How does bankruptcy work? What can you file under bankruptcy and what can you not? Can you do school loans or court fines, can it stop garnishments?
Your questions are pretty general. I don't think anyone would be able to give you the broad overview and do it justice here, but a few comments ...
You can have most but not all debts discharged in bankruptcy. While it's possible to have student loans discharged, it is very uncommon. In one of the few recent cases where it has happened the person who owed the money was of a rather advanced age, used her education to work in a low paying social work field, and lived in the study of her father's home.
You can probably stop a garnishment.
For more information see the two links that I'll include below. They're good places to get the broad overview that you're probably looking for.
The foregoing is commentary regarding a general legal question. It is not intended to be legal advice specific to the reader's individual situation nor does it create an attorney-client relationship between the author and any reader. You are encouraged to contact a qualified attorney to discuss your legal situation.
Although you must list all your debts when you file bankruptcy, and while your bankruptcy case is open you have protection from the creditor suing you, garnishing wages, or attaching your property, whether you can eliminate these debts in a bankruptcy would require more specific information.
Hope this perspective helps!
If you file for chapter 7 bankruptcy it will not discharge school loans or court fines. It will stop garnishments. If you file for chapter 13 it will defer payment on the school loans while you are in the plan and it will discharge any balance left owing on the fines once the chapter 13 plan is completed. The chapter 13 would also stop any garnishments.
The answer above is for general information purposes only. You should talk to an attorney to determine your specific legal rights.

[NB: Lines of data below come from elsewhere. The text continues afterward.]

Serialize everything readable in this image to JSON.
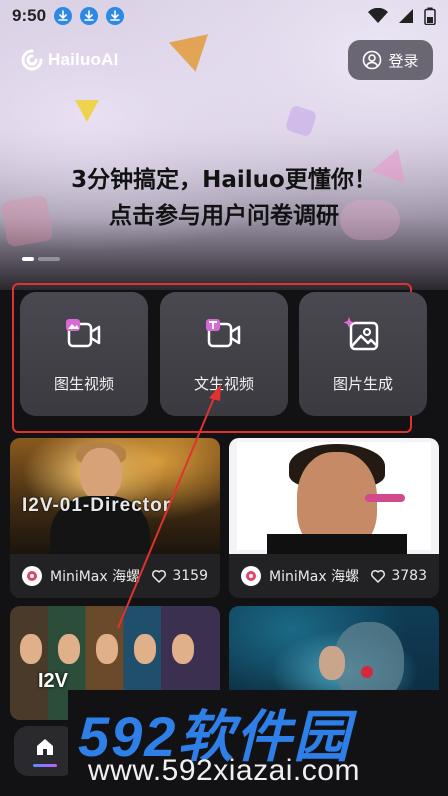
{
  "status_bar": {
    "time": "9:50",
    "download_icons": [
      "download-icon",
      "download-icon",
      "download-icon"
    ],
    "right_icons": [
      "wifi-icon",
      "cellular-icon",
      "battery-icon"
    ]
  },
  "header": {
    "logo_text": "HailuoAI",
    "login_label": "登录"
  },
  "banner": {
    "title_line1": "3分钟搞定，Hailuo更懂你！",
    "title_line2": "点击参与用户问卷调研",
    "pages": 2,
    "active_page": 1
  },
  "features": [
    {
      "label": "图生视频",
      "icon": "image-to-video-icon"
    },
    {
      "label": "文生视频",
      "icon": "text-to-video-icon"
    },
    {
      "label": "图片生成",
      "icon": "image-generate-icon"
    }
  ],
  "cards": [
    {
      "thumb_text": "I2V-01-Director",
      "author": "MiniMax 海螺",
      "likes": "3159"
    },
    {
      "thumb_text": "",
      "author": "MiniMax 海螺",
      "likes": "3783"
    },
    {
      "thumb_text": "I2V",
      "author": "",
      "likes": ""
    },
    {
      "thumb_text": "",
      "author": "",
      "likes": ""
    }
  ],
  "nav": {
    "home_icon": "home-icon"
  },
  "watermark": {
    "brand": "592软件园",
    "url": "www.592xiazai.com"
  },
  "colors": {
    "highlight_frame": "#e0322f",
    "accent_blue": "#2f7fe8",
    "card_bg": "#222225"
  }
}
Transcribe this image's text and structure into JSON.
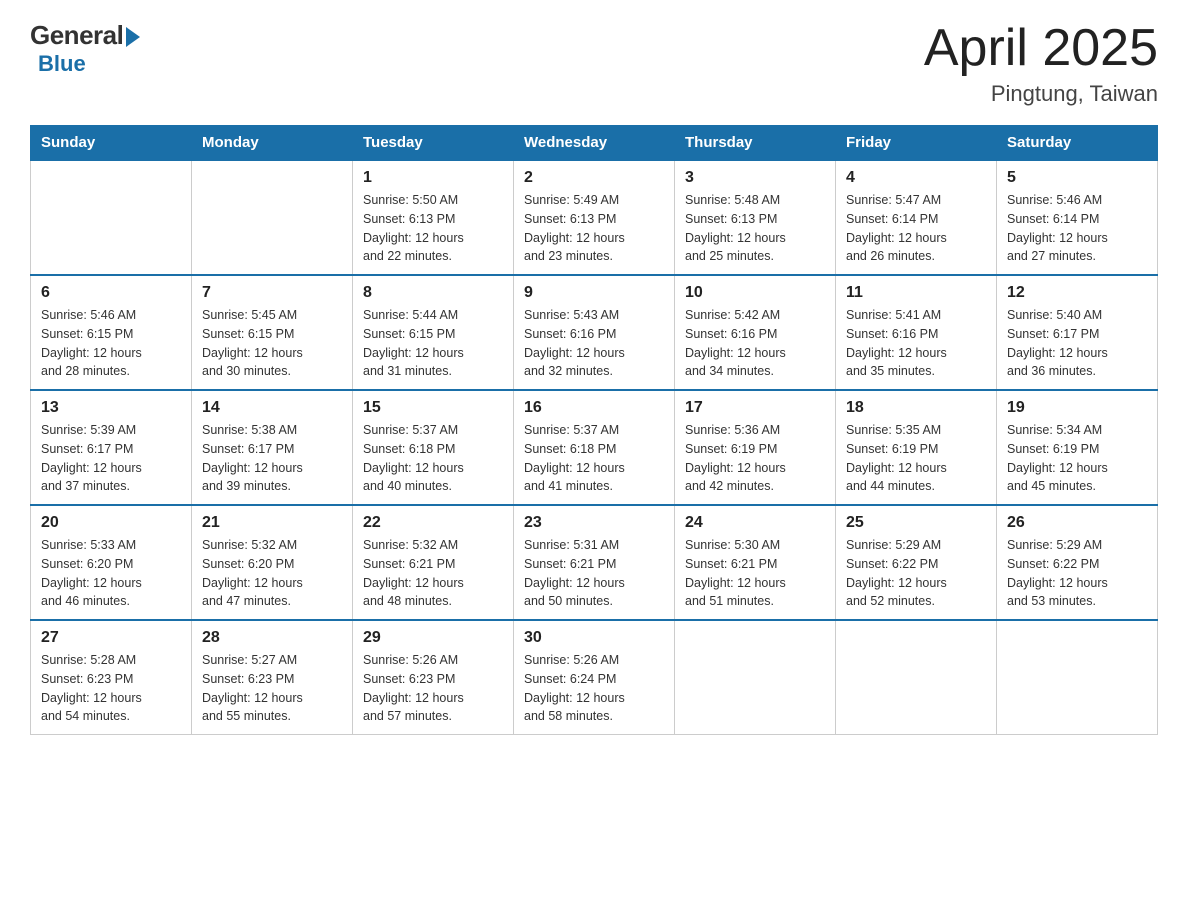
{
  "logo": {
    "general": "General",
    "blue": "Blue"
  },
  "title": {
    "month": "April 2025",
    "location": "Pingtung, Taiwan"
  },
  "weekdays": [
    "Sunday",
    "Monday",
    "Tuesday",
    "Wednesday",
    "Thursday",
    "Friday",
    "Saturday"
  ],
  "weeks": [
    [
      {
        "day": "",
        "info": ""
      },
      {
        "day": "",
        "info": ""
      },
      {
        "day": "1",
        "info": "Sunrise: 5:50 AM\nSunset: 6:13 PM\nDaylight: 12 hours\nand 22 minutes."
      },
      {
        "day": "2",
        "info": "Sunrise: 5:49 AM\nSunset: 6:13 PM\nDaylight: 12 hours\nand 23 minutes."
      },
      {
        "day": "3",
        "info": "Sunrise: 5:48 AM\nSunset: 6:13 PM\nDaylight: 12 hours\nand 25 minutes."
      },
      {
        "day": "4",
        "info": "Sunrise: 5:47 AM\nSunset: 6:14 PM\nDaylight: 12 hours\nand 26 minutes."
      },
      {
        "day": "5",
        "info": "Sunrise: 5:46 AM\nSunset: 6:14 PM\nDaylight: 12 hours\nand 27 minutes."
      }
    ],
    [
      {
        "day": "6",
        "info": "Sunrise: 5:46 AM\nSunset: 6:15 PM\nDaylight: 12 hours\nand 28 minutes."
      },
      {
        "day": "7",
        "info": "Sunrise: 5:45 AM\nSunset: 6:15 PM\nDaylight: 12 hours\nand 30 minutes."
      },
      {
        "day": "8",
        "info": "Sunrise: 5:44 AM\nSunset: 6:15 PM\nDaylight: 12 hours\nand 31 minutes."
      },
      {
        "day": "9",
        "info": "Sunrise: 5:43 AM\nSunset: 6:16 PM\nDaylight: 12 hours\nand 32 minutes."
      },
      {
        "day": "10",
        "info": "Sunrise: 5:42 AM\nSunset: 6:16 PM\nDaylight: 12 hours\nand 34 minutes."
      },
      {
        "day": "11",
        "info": "Sunrise: 5:41 AM\nSunset: 6:16 PM\nDaylight: 12 hours\nand 35 minutes."
      },
      {
        "day": "12",
        "info": "Sunrise: 5:40 AM\nSunset: 6:17 PM\nDaylight: 12 hours\nand 36 minutes."
      }
    ],
    [
      {
        "day": "13",
        "info": "Sunrise: 5:39 AM\nSunset: 6:17 PM\nDaylight: 12 hours\nand 37 minutes."
      },
      {
        "day": "14",
        "info": "Sunrise: 5:38 AM\nSunset: 6:17 PM\nDaylight: 12 hours\nand 39 minutes."
      },
      {
        "day": "15",
        "info": "Sunrise: 5:37 AM\nSunset: 6:18 PM\nDaylight: 12 hours\nand 40 minutes."
      },
      {
        "day": "16",
        "info": "Sunrise: 5:37 AM\nSunset: 6:18 PM\nDaylight: 12 hours\nand 41 minutes."
      },
      {
        "day": "17",
        "info": "Sunrise: 5:36 AM\nSunset: 6:19 PM\nDaylight: 12 hours\nand 42 minutes."
      },
      {
        "day": "18",
        "info": "Sunrise: 5:35 AM\nSunset: 6:19 PM\nDaylight: 12 hours\nand 44 minutes."
      },
      {
        "day": "19",
        "info": "Sunrise: 5:34 AM\nSunset: 6:19 PM\nDaylight: 12 hours\nand 45 minutes."
      }
    ],
    [
      {
        "day": "20",
        "info": "Sunrise: 5:33 AM\nSunset: 6:20 PM\nDaylight: 12 hours\nand 46 minutes."
      },
      {
        "day": "21",
        "info": "Sunrise: 5:32 AM\nSunset: 6:20 PM\nDaylight: 12 hours\nand 47 minutes."
      },
      {
        "day": "22",
        "info": "Sunrise: 5:32 AM\nSunset: 6:21 PM\nDaylight: 12 hours\nand 48 minutes."
      },
      {
        "day": "23",
        "info": "Sunrise: 5:31 AM\nSunset: 6:21 PM\nDaylight: 12 hours\nand 50 minutes."
      },
      {
        "day": "24",
        "info": "Sunrise: 5:30 AM\nSunset: 6:21 PM\nDaylight: 12 hours\nand 51 minutes."
      },
      {
        "day": "25",
        "info": "Sunrise: 5:29 AM\nSunset: 6:22 PM\nDaylight: 12 hours\nand 52 minutes."
      },
      {
        "day": "26",
        "info": "Sunrise: 5:29 AM\nSunset: 6:22 PM\nDaylight: 12 hours\nand 53 minutes."
      }
    ],
    [
      {
        "day": "27",
        "info": "Sunrise: 5:28 AM\nSunset: 6:23 PM\nDaylight: 12 hours\nand 54 minutes."
      },
      {
        "day": "28",
        "info": "Sunrise: 5:27 AM\nSunset: 6:23 PM\nDaylight: 12 hours\nand 55 minutes."
      },
      {
        "day": "29",
        "info": "Sunrise: 5:26 AM\nSunset: 6:23 PM\nDaylight: 12 hours\nand 57 minutes."
      },
      {
        "day": "30",
        "info": "Sunrise: 5:26 AM\nSunset: 6:24 PM\nDaylight: 12 hours\nand 58 minutes."
      },
      {
        "day": "",
        "info": ""
      },
      {
        "day": "",
        "info": ""
      },
      {
        "day": "",
        "info": ""
      }
    ]
  ]
}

When you file a Bankruptcy Petition, you must list all of your debts on the appropriate schedules. Court fine are generally listed as Priority Unsecured Debts and Student Loans as unsecured debt. Pursuant to Statute, it is almost impossible to have student load debt discharged in bankruptcy. There is a very narrow exception for extreme hardship cases but very few student loan borrowers can qualify for this. Court fines and other such penalties are also not generally dischargeable.

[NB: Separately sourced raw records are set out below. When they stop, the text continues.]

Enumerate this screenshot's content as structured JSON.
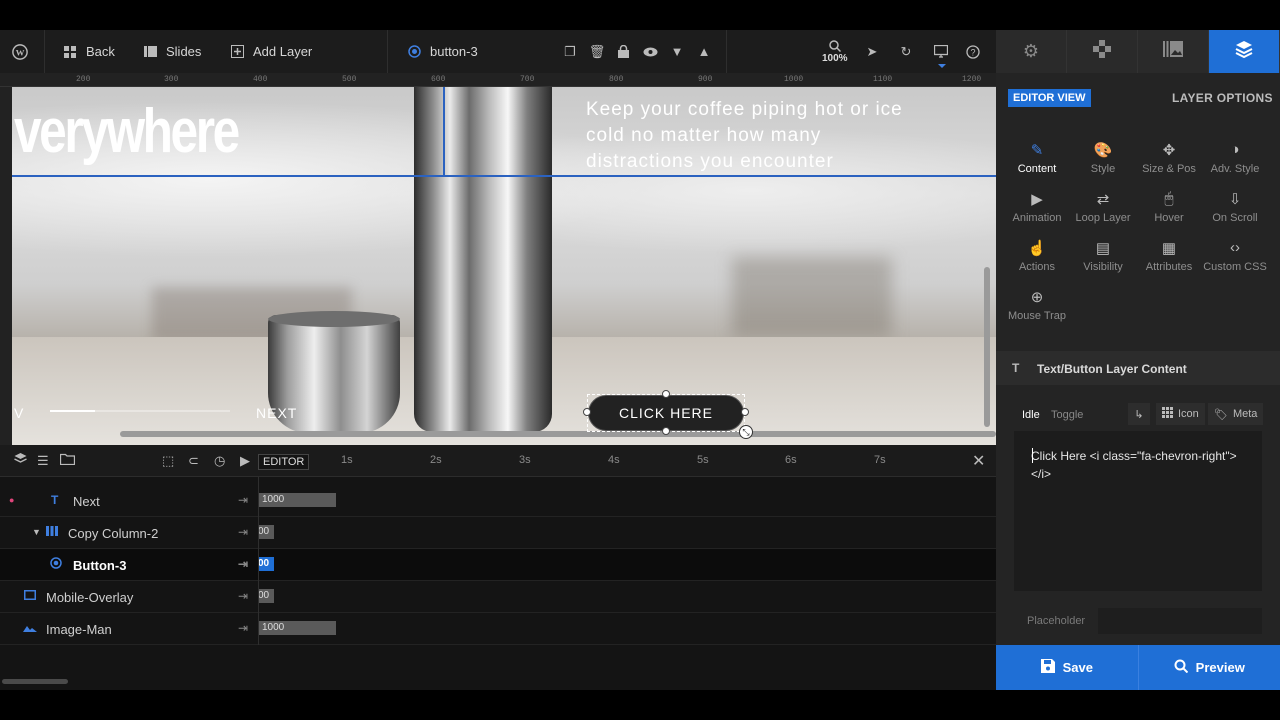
{
  "toolbar": {
    "back_label": "Back",
    "slides_label": "Slides",
    "add_layer_label": "Add Layer",
    "selected_layer": "button-3",
    "zoom": "100%"
  },
  "ruler": {
    "ticks": [
      "200",
      "300",
      "400",
      "500",
      "600",
      "700",
      "800",
      "900",
      "1000",
      "1100",
      "1200"
    ]
  },
  "canvas": {
    "headline": "verywhere",
    "subcopy": "Keep your coffee piping hot or ice cold no matter how many distractions you encounter",
    "prev_label": "V",
    "next_label": "NEXT",
    "cta_label": "CLICK HERE",
    "slider_progress_fraction": 0.25
  },
  "timeline": {
    "editor_label": "EDITOR",
    "seconds": [
      "1s",
      "2s",
      "3s",
      "4s",
      "5s",
      "6s",
      "7s"
    ],
    "layers": [
      {
        "name": "Next",
        "value": "1000"
      },
      {
        "name": "Copy Column-2",
        "value": "00"
      },
      {
        "name": "Button-3",
        "value": "00",
        "selected": true
      },
      {
        "name": "Mobile-Overlay",
        "value": "00"
      },
      {
        "name": "Image-Man",
        "value": "1000"
      }
    ]
  },
  "panel": {
    "editor_view": "EDITOR VIEW",
    "layer_options": "LAYER OPTIONS",
    "options": [
      "Content",
      "Style",
      "Size & Pos",
      "Adv. Style",
      "Animation",
      "Loop Layer",
      "Hover",
      "On Scroll",
      "Actions",
      "Visibility",
      "Attributes",
      "Custom CSS",
      "Mouse Trap"
    ],
    "section_title": "Text/Button Layer Content",
    "subtabs": {
      "idle": "Idle",
      "toggle": "Toggle"
    },
    "icon_btn": "Icon",
    "meta_btn": "Meta",
    "content_code": "Click Here <i class=\"fa-chevron-right\"></i>",
    "placeholder_label": "Placeholder"
  },
  "actions": {
    "save_label": "Save",
    "preview_label": "Preview"
  },
  "colors": {
    "accent": "#1f6fd6",
    "toolbar_bg": "#1c1c1c",
    "panel_bg": "#242424"
  }
}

While the bankruptcy case is active, there is a stay that would prevent these creditors from seeking garnishments. Once the case is discharged, however, the student loan creditors and the court fine creditors will still be there.
There are also several different chapters of the bankruptcy code that relate to different types of bankruptcies. Your options as to secured creditors, priority unsecured creditors and unsecured creditors vary depending upon the chapter you file under. You should speak to a knowledgable bankruptcy attorney about your individual situation.

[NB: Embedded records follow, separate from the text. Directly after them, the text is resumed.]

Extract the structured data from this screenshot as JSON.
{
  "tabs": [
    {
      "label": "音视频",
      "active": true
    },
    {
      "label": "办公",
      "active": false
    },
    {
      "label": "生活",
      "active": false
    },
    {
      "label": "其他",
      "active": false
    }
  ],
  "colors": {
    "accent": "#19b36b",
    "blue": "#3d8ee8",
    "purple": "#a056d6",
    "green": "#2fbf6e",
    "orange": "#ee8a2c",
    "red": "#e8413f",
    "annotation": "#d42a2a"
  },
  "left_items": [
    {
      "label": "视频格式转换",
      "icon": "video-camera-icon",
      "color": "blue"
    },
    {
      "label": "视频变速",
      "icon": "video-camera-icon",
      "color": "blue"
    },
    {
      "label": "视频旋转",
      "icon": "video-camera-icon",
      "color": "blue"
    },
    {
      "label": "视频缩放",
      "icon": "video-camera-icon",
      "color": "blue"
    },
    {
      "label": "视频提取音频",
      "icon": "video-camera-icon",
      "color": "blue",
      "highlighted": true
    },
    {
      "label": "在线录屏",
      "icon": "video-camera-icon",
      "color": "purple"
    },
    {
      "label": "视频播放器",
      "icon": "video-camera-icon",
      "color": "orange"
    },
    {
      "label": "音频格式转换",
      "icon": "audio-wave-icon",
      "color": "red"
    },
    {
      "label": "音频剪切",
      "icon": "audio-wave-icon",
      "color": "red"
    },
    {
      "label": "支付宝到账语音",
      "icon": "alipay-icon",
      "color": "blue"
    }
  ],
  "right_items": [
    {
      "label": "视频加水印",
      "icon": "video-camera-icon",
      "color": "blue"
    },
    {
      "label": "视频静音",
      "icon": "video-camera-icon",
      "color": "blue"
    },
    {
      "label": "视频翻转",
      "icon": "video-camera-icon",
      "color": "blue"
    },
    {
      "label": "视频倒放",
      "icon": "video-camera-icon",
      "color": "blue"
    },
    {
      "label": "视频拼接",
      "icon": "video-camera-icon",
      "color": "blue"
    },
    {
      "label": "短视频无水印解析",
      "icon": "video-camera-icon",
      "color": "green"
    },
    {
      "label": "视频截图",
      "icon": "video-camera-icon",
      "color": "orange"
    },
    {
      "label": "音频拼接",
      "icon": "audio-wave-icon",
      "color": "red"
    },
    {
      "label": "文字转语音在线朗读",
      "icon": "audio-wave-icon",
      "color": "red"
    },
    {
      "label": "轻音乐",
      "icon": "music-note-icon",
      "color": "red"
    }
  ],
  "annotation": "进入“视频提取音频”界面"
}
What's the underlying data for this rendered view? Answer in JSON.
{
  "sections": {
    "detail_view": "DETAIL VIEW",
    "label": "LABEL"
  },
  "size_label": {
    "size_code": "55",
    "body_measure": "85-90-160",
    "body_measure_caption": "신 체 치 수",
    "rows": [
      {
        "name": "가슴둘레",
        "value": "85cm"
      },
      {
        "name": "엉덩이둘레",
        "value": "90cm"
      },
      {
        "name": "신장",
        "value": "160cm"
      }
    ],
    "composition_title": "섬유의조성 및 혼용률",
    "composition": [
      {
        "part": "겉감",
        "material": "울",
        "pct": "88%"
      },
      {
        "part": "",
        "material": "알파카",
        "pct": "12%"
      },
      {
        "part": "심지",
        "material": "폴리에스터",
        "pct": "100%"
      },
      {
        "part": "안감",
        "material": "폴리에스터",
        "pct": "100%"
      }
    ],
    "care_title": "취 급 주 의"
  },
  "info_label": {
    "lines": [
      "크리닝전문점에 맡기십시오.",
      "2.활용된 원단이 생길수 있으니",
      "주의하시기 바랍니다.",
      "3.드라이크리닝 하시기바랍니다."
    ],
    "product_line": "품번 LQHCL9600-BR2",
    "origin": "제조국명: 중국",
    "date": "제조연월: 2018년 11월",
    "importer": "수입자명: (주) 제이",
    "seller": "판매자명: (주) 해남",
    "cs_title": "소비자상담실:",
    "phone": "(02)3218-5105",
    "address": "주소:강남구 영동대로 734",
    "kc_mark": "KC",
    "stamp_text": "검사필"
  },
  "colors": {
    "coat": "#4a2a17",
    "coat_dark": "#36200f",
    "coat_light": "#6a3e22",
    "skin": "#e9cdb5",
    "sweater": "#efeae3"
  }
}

The following information should not be taken as legal advice but simply as information based upon general principles of law, which is intended to educate. As such, this information is not intended, nor should it be construed as creating any attorney/client relationship. If you need specific legal advice, please consult with a lawyer of your choosing.
Very common question people ask is what must be included or they say I don't want to include etc.. It comes down to definition of inclusion. You have to list "include" all debts owed, all assets owned, and disclose your income along with other financial affairs. Then the debt is handled differently depending on type and other factors. Typically, student loans are not dischargeable without going through an adversarial process (in addition to filing) but must warn that success rates are pretty bad, we're talking more like you are in a health situation and/or age where you have no earnings and aren't likely to have any EVER. Having low income is not enough. While filing bankruptcy stops wage garnishments, depending on what the garnishment is for (if for federal student loans) than in chapter 7 the garnishment can resume after the case closes in chapter 13 the payments would be handled through the chapter 13 plan payments, and depending on how your numbers come out that payment could be less or more than what you are obligated to pay now. Note that chapter 13 is not a long term solution because the student loans are still not dischargeable so you are only deferring the payments, after chapter 13 plan closes (3-5 years max) your obligation to pay resumes. Have you looked at Income Based Repayment and Income Contingent Repayment plans for federal loans? Also there may be, depends, consolidation possible to get loans out of default. Talk to your lender or visit Us Department of Education website for more information on that. Hope this helps.
In general terms, school loans and court fines are normally not dischargeable in a bankruptcy. Bankruptcy works differently depending on what chapter you file. Most debts like credit cards, medical bills, deficiences on repossessed vehicles, etc. are likely dischargeable. Depending on what the debt was for, a wage garnishment normally stops when the bankruptcy is filed.
The answers to these questions may be different depending on your individual circumstance and should not be considered as legal advice or the establishment of an attorney-client relationship.